Good documentation rules are as follows. They are all based on a simple idea: Documentation should be maintained, maintenance isn't free, and documentation is hard to impossible to test, so any errors in them tend to hang around for a long time before someone realizes it is wrong. Just like in writing code, if you have needlessly taken 10 lines to code something that could have been done just as efficiently in 2, you've messed up. The same applies to documentation. Do not repeat yourself, do not provide pointless or redundant information. Say it clearly and say it succintly.
If you have nothing more to add because the method name exactly describes the entire nature of a method, then do not document it. The method name IS documentation. Let it stand on its own.
If you do have something to add but describing what it returns fully covers it, then just write the
@return
tag. This is fine:
/**
* @return amount of drinks in the fridge.
*/
public int countDrinks() { ... ... }
The only reason you have javadoc here at all is because someone decided that mentioning 'in the fridge' is worth it. Of course, this is still bad code style:
class Fridge {
/**
* @return The amount of drinks in the fridge.
*/
public int countDrinks() { ...... }
}
It's bad because 'in the fridge' is not useful information here. Duh, of course in the fridge. It's in a class named Fridge
. Think about it: Give me the odds that a programmer is confused about what Fridge
's countDrinks
method does, but the javadoc @return The amount of drinks in the fridge.
clears it all up for them. Surely, those odds are 0%, and that's not even rounded down.
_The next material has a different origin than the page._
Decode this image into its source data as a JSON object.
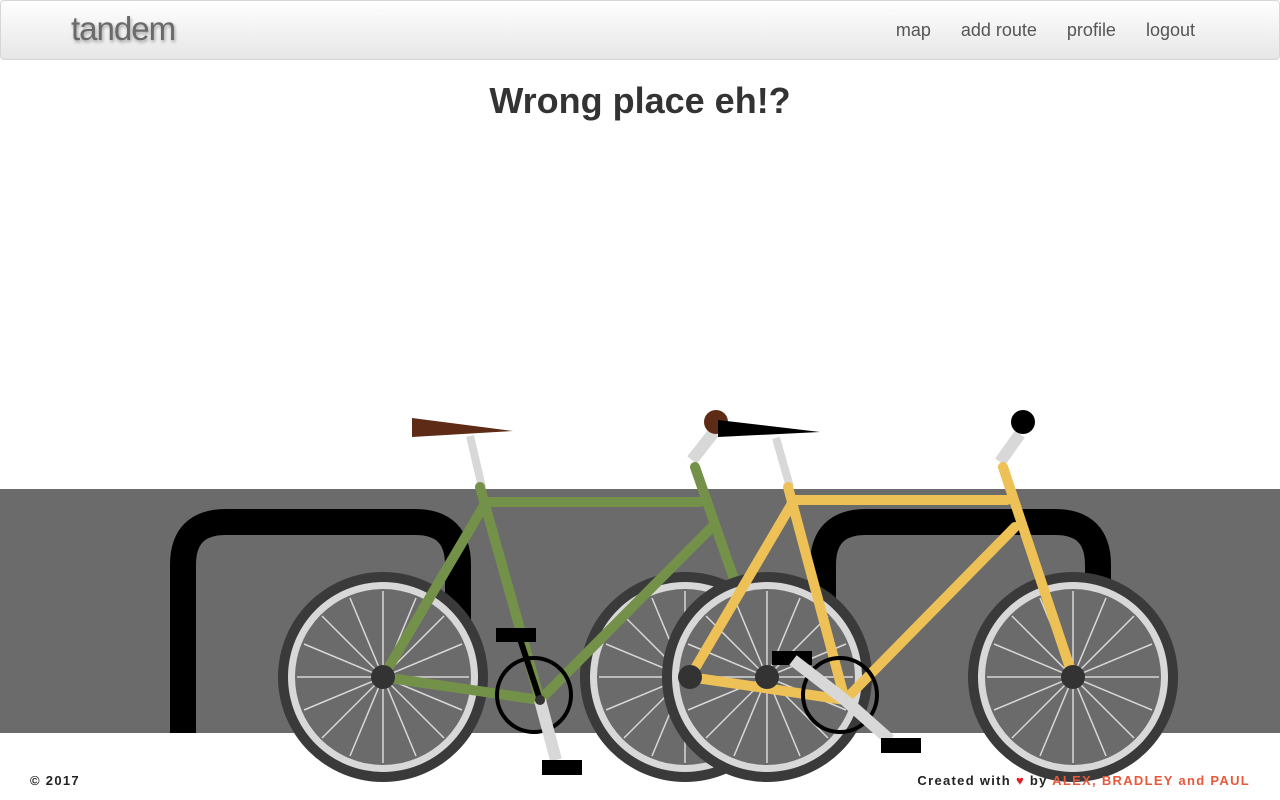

The lesson is: Processes to guard against bad code style, hard to maintain code, and other such style guide-adjacent ideas is something you can't fix with just software and rule packages. It's the business of humans: You work on in-team training, your hiring practices, code review processes, a general culture that one should care about code's objective qualities and not get hung up on over-forced measurements such as 'does the codebase pass some style-checker ruleset?', and only after you have all that established, then you can think about getting some software to lightly aid you in accomplishing the needs of the team.